Lalu ada keselamatan warga. Serangan Iran ke Kuwait dan Bahrain pada awal Juni menempatkan ratusan ribu pekerja migran dan jemaah umrah Indonesia di kawasan Teluk pada radius risiko nyata. Militer Kuwait dilaporkan menghadapi tujuh rudal balistik yang melintas di atas permukiman tanpa menelan korban jiwa, sementara AS menyerang situs radar pesisir Iran di Goruk dan Pulau Qeshm pada 5 Juni, beberapa jam sebelum gelombang rudal itu.
Dimensi ketiga lebih halus tapi berjangka panjang. Sebagai negara berpenduduk Muslim terbesar yang tidak mengakui Israel, Indonesia membaca peta kawasan lewat tiga lensa: Organisasi Kerja Sama Islam, hubungan dagang dengan Teluk, dan posisi dua-negara soal Palestina. Jika poros AS benar-benar bergerak ke Teluk dan menukar tekanan militer dengan kompensasi finansial dari aset Iran, ketiga lensa itu ikut bergeser. Implikasinya konkret: kesepakatan yang sedang dirancang Washington bisa berhenti pada urusan Iran-Teluk semata, atau justru menyeret kembali isu normalisasi yang akan menempatkan sikap Indonesia soal Palestina di bawah sorotan baru.
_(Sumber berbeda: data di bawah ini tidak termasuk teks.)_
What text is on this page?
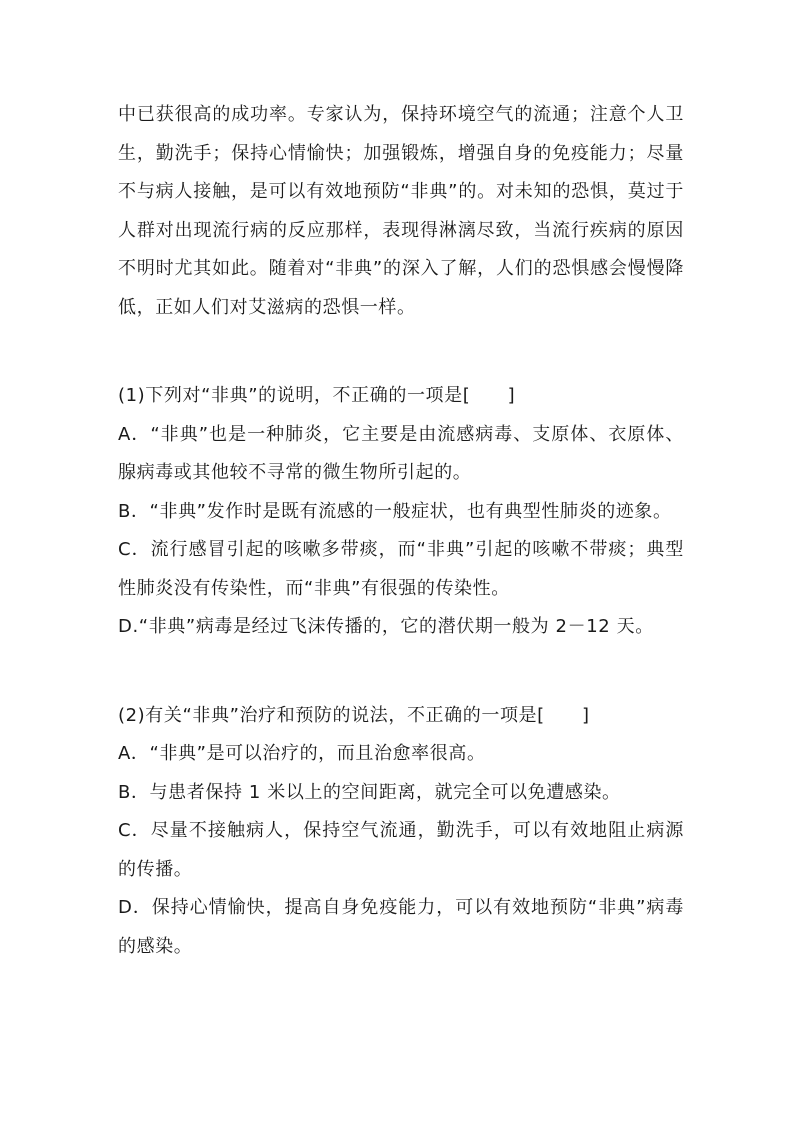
中已获很高的成功率。专家认为，保持环境空气的流通；注意个人卫生，勤洗手；保持心情愉快；加强锻炼，增强自身的免疫能力；尽量不与病人接触，是可以有效地预防“非典”的。对未知的恐惧，莫过于人群对出现流行病的反应那样，表现得淋漓尽致，当流行疾病的原因不明时尤其如此。随着对“非典”的深入了解，人们的恐惧感会慢慢降低，正如人们对艾滋病的恐惧一样。

(1)下列对“非典”的说明，不正确的一项是[　　]

A．“非典”也是一种肺炎，它主要是由流感病毒、支原体、衣原体、腺病毒或其他较不寻常的微生物所引起的。

B．“非典”发作时是既有流感的一般症状，也有典型性肺炎的迹象。

C．流行感冒引起的咳嗽多带痰，而“非典”引起的咳嗽不带痰；典型性肺炎没有传染性，而“非典”有很强的传染性。

D.“非典”病毒是经过飞沫传播的，它的潜伏期一般为 2－12 天。

(2)有关“非典”治疗和预防的说法，不正确的一项是[　　]

A．“非典”是可以治疗的，而且治愈率很高。

B．与患者保持 1 米以上的空间距离，就完全可以免遭感染。

C．尽量不接触病人，保持空气流通，勤洗手，可以有效地阻止病源的传播。

D．保持心情愉快，提高自身免疫能力，可以有效地预防“非典”病毒的感染。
Yang mana dari dua kemungkinan itu yang terwujud akan menentukan ruang manuver diplomasi Jakarta dalam beberapa bulan ke depan.
Yang masih menggantung
Trump menyebut kesepakatan bisa tercapai "dalam pekan ke depan", tapi Menteri Luar Negeri Iran Abbas Araghchi membantah ada "kemajuan signifikan". Jarak antara dua klaim itu adalah ujian pertama: apakah pembukaan Hormuz dan perpanjangan gencatan benar terjadi, atau optimisme Trump yang terbukti terlalu dini.
Beberapa hal layak dipantau ketat. Pertama, konfirmasi resmi Departemen Keuangan AS atas rencana mengarahkan aset Iran ke Teluk, dan reaksi Teheran — yang bisa menjadi pemantik baru bagi gencatan yang masih rapuh. Angka 24 miliar dolar perlu diuji ke sumber primer, bukan sekadar pernyataan satu pihak. Kedua, apakah Netanyahu benar-benar menahan diri dari serangan ke Beirut, atau friksi berulang. Ketiga, sikap Kementerian Luar Negeri RI dan OKI, serta imbauan keselamatan bagi pekerja migran dan jemaah di kawasan Teluk. Untuk saat ini, yang pasti hanya satu: keretakan yang dulu disembunyikan kedua sekutu kini terbuka, dan AS tak lagi menjadikan Israel sebagai porosnya.